Question

Suppose that \(|A|=m\) and \(|B|=n .\) Find the following cardinalities. $$ |\mathscr{P}(\mathscr{P}(\mathscr{P}(A \times \varnothing)))| $$

Short answer

The cardinality of the given set is 2.

Step-by-step solution

Simplify A x ∅

The first step is to simplify \(A \times \varnothing\).
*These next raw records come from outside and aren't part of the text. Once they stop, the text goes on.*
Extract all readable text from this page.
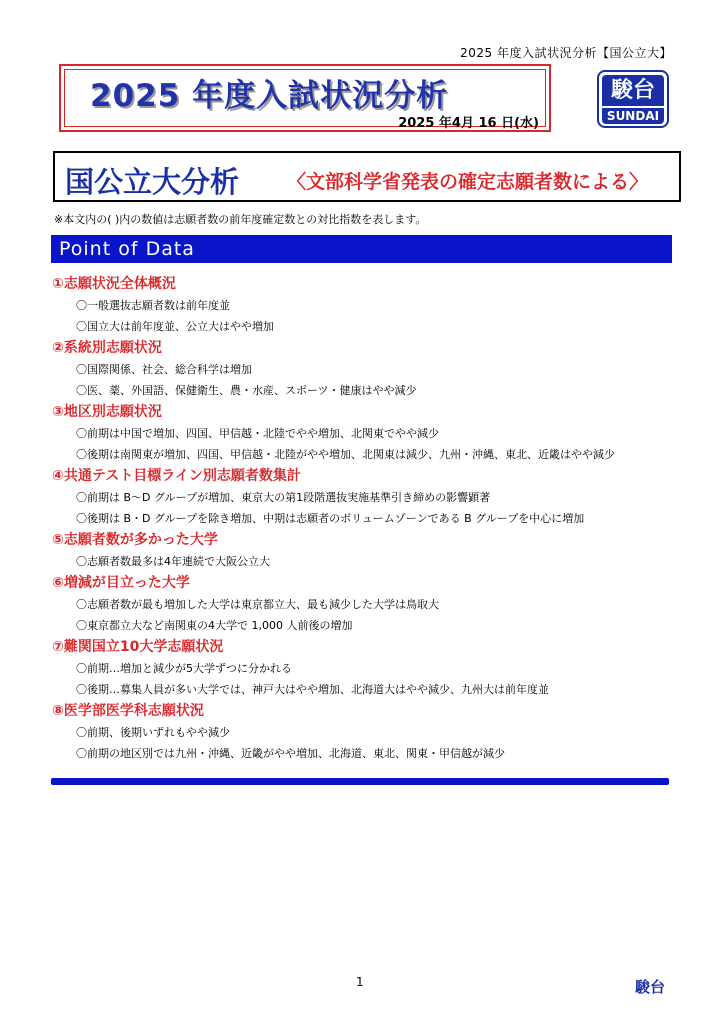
2025 年度入試状況分析【国公立大】
2025 年度入試状況分析
2025 年4月 16 日(水)
駿台
SUNDAI
国公立大分析	〈文部科学省発表の確定志願者数による〉
※本文内の( )内の数値は志願者数の前年度確定数との対比指数を表します。
Point of Data
①志願状況全体概況
〇一般選抜志願者数は前年度並
〇国立大は前年度並、公立大はやや増加
②系統別志願状況
〇国際関係、社会、総合科学は増加
〇医、薬、外国語、保健衛生、農・水産、スポーツ・健康はやや減少
③地区別志願状況
〇前期は中国で増加、四国、甲信越・北陸でやや増加、北関東でやや減少
〇後期は南関東が増加、四国、甲信越・北陸がやや増加、北関東は減少、九州・沖縄、東北、近畿はやや減少
④共通テスト目標ライン別志願者数集計
〇前期は B～D グループが増加、東京大の第1段階選抜実施基準引き締めの影響顕著
〇後期は B・D グループを除き増加、中期は志願者のボリュームゾーンである B グループを中心に増加
⑤志願者数が多かった大学
〇志願者数最多は4年連続で大阪公立大
⑥増減が目立った大学
〇志願者数が最も増加した大学は東京都立大、最も減少した大学は鳥取大
〇東京都立大など南関東の4大学で 1,000 人前後の増加
⑦難関国立10大学志願状況
〇前期…増加と減少が5大学ずつに分かれる
〇後期…募集人員が多い大学では、神戸大はやや増加、北海道大はやや減少、九州大は前年度並
⑧医学部医学科志願状況
〇前期、後期いずれもやや減少
〇前期の地区別では九州・沖縄、近畿がやや増加、北海道、東北、関東・甲信越が減少
1	駿台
The Cartesian product of any set with the empty set is the empty set. Therefore, \(A \times \varnothing = \varnothing\).

Simplify the above output within ∅

The next step is to work out Power set of \( \mathscr{P}(\varnothing)\). The power set of an empty set is a set that contains the empty set, therefore \( \mathscr{P}(\varnothing) = \{ \varnothing \}\).

Simplify ∅ within power set

The third step is to find the power set of \(\mathscr{P}(\{\varnothing\})\). The power set of a set that only contains the empty set is a set that contains the empty set and the set itself, therefore \(\mathscr{P}(\{\varnothing\}) = \{\varnothing, \{\varnothing\}\}\).

Find the cardinality

Lastly, calculate the cardinality of the final power set \(\mathscr{P}(\{\varnothing, \{\varnothing\}\})\). The cardinality of a set is the number of elements in the set. The set \(\{\varnothing, \{\varnothing\}\}\) has two elements, so its cardinality is 2. Therefore, \(|\mathscr{P}(\mathscr{P}(\mathscr{P}(A \times \varnothing)))|=2\).